Although not the same plant, hemp has long been conflated with marijuana for decades (hemp does not contain the levels of THC that marijuana does). Through the Farm Bill’s removal of hemp from the Controlled Substances Act, it effectively shifts all regulatory oversight of the crop from the Drug Enforcement Agency (DEA) to the U.S. Department of Agriculture (USDA). And although regulations will remain in place governing its production, it is important to note that hemp will now be treated as a mainstream commodity crop, and its growers will be entitled to the protections afforded under the Federal Crop Insurance Act.

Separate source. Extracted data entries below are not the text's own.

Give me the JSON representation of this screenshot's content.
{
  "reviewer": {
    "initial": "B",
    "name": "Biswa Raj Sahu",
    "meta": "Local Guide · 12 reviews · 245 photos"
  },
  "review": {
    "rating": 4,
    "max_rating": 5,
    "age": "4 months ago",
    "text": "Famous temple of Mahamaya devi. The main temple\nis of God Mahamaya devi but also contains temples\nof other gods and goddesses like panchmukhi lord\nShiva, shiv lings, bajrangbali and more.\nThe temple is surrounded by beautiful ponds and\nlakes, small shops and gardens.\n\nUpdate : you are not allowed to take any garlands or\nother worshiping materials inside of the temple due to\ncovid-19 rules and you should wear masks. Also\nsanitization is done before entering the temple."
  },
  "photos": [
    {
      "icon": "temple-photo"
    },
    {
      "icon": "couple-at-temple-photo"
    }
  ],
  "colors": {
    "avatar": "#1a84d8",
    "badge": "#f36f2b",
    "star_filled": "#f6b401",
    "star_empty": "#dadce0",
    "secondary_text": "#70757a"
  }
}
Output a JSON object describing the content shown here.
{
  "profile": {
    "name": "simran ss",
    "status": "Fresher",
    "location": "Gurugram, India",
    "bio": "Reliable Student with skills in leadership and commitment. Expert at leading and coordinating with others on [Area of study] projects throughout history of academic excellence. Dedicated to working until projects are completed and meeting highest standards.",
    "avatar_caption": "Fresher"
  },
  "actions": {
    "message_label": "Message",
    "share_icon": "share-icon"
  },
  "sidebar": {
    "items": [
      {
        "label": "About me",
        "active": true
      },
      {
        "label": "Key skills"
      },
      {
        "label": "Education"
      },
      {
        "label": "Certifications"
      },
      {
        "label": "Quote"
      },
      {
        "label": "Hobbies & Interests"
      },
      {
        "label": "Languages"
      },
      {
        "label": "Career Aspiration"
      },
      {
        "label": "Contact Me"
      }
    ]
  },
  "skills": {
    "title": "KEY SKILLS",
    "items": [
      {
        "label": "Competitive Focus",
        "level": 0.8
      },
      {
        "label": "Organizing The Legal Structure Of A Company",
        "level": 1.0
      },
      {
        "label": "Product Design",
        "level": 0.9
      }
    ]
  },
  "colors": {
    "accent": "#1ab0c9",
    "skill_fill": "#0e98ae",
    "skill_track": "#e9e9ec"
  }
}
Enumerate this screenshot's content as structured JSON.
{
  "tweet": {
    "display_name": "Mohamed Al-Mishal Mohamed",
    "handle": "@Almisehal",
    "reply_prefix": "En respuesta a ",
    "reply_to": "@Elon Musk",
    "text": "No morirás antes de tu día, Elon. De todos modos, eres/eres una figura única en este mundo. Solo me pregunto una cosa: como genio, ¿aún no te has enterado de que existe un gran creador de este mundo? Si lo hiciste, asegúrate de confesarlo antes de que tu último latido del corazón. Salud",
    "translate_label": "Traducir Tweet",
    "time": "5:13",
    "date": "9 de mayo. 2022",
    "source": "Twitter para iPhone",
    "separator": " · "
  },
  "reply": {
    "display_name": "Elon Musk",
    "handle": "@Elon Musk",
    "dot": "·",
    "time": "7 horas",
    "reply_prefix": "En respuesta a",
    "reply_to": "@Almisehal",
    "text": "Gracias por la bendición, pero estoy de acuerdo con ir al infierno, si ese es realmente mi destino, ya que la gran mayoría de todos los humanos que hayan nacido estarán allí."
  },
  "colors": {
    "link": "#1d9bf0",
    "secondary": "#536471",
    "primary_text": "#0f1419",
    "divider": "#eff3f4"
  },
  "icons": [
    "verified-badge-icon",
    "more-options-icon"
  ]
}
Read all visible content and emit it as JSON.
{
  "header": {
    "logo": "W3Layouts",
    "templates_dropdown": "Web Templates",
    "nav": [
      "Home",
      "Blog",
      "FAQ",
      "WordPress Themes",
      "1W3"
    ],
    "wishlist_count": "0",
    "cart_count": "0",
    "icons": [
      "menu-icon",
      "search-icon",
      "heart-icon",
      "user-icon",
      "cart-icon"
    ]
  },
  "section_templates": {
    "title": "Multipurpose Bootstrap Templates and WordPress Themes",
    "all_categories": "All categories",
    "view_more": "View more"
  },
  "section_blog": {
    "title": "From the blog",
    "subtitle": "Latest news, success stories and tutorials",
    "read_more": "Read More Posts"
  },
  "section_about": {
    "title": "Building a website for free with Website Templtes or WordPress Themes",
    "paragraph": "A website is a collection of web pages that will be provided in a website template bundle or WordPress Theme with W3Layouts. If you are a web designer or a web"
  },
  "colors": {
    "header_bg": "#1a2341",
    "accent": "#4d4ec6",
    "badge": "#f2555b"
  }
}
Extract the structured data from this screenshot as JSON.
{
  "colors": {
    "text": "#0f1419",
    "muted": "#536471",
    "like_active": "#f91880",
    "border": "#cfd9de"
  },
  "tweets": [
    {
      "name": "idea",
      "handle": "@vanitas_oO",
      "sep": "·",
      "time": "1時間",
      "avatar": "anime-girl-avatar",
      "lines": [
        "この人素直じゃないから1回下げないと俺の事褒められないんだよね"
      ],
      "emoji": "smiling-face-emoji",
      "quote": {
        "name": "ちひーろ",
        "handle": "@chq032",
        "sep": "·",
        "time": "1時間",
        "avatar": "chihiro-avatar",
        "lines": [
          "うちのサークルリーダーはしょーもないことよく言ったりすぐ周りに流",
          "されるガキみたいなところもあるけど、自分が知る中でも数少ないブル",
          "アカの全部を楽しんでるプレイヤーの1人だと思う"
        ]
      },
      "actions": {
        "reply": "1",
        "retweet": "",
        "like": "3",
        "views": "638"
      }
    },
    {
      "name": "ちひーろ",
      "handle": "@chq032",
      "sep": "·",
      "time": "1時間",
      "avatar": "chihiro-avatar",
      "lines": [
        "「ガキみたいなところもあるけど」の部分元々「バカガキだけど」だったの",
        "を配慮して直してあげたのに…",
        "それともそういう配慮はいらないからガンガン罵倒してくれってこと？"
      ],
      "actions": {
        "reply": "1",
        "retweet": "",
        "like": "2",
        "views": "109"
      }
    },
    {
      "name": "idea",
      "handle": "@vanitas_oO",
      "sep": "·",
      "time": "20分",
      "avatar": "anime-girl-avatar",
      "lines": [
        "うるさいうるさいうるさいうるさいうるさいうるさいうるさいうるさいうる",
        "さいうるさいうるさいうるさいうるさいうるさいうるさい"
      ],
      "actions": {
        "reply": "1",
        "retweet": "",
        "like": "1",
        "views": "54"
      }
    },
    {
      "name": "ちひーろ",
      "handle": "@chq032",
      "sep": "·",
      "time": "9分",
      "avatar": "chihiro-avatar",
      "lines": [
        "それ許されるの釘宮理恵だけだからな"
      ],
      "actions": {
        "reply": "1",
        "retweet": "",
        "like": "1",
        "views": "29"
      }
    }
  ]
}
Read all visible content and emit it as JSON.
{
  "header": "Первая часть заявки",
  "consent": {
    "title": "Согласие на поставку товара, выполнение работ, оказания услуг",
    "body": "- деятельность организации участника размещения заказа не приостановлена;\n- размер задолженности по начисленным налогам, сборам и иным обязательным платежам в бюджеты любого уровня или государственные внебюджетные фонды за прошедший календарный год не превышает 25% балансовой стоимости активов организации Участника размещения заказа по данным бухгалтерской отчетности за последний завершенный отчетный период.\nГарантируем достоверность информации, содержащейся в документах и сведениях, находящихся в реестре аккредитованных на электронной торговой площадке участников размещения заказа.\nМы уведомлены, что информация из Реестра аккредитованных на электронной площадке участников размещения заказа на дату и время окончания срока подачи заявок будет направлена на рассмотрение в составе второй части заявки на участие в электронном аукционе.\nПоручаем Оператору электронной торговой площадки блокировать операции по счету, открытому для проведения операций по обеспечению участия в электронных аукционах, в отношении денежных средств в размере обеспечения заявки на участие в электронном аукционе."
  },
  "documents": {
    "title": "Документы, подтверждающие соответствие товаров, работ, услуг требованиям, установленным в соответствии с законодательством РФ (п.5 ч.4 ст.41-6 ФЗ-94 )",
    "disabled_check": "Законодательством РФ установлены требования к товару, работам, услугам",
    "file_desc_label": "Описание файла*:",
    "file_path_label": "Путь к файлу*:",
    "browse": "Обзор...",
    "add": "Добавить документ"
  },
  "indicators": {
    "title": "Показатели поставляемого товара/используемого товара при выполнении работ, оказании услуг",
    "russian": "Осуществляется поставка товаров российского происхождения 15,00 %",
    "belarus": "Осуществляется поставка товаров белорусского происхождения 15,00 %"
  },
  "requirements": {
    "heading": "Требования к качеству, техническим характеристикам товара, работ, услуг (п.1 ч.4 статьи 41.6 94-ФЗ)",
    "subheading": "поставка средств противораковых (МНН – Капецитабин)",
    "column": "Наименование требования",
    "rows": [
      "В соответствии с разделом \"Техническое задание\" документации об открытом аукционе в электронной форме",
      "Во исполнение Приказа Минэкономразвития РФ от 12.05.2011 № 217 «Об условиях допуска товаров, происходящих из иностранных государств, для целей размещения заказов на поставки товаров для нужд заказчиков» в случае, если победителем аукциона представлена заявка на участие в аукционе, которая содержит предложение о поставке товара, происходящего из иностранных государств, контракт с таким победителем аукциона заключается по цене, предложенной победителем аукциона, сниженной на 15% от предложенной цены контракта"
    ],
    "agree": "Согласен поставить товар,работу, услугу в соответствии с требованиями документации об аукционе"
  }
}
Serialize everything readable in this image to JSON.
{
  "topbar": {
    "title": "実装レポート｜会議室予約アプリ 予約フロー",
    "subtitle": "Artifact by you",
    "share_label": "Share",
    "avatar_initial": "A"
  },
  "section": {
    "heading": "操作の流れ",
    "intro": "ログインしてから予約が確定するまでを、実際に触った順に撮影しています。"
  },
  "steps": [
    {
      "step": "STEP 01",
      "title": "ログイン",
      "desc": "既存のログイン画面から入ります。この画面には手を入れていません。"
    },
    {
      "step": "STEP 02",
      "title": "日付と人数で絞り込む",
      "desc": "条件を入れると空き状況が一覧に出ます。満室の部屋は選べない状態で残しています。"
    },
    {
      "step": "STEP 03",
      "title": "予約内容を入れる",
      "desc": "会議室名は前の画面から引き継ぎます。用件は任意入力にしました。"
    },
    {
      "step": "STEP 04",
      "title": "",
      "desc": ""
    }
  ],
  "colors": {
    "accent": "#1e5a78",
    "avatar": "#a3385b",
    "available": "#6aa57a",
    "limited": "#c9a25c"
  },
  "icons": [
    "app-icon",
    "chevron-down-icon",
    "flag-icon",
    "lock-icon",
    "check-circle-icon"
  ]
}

One factor to consider that the Farm Bill does not change, is the federal standing on legal cannabis production. To date 33 states have legalized cannabis for medical needs, and 10 states have legalized cannabis for personal use – the Farm Bill does not change federal policy on cannabis production in any way. However, to hemp growers, this is a mute point.
“It’s a marketable crop, [as they spoke about earlier], farmer Ron Conyea told local Kentucky news outlet, WPSD.“We’re just waiting for a market. Now that we have that it’s legal now, it’ll be a commodity just like corn and soybeans and tobacco, so we’re ready to go. Farmers here are excited.”
With such a positive market horizon, GenCanna is investing to position itself as an early leader in the category.
“This new facility in Graves County represents the consistent and sustainable growth of both GenCanna and the hemp industry as a whole,” said GenCanna CEO Matty Mangone-Miranda. “We’re proud to continue scaling our economic impact in Kentucky communities by helping farmers farm and making strategic steps like this to expand our leadership position.”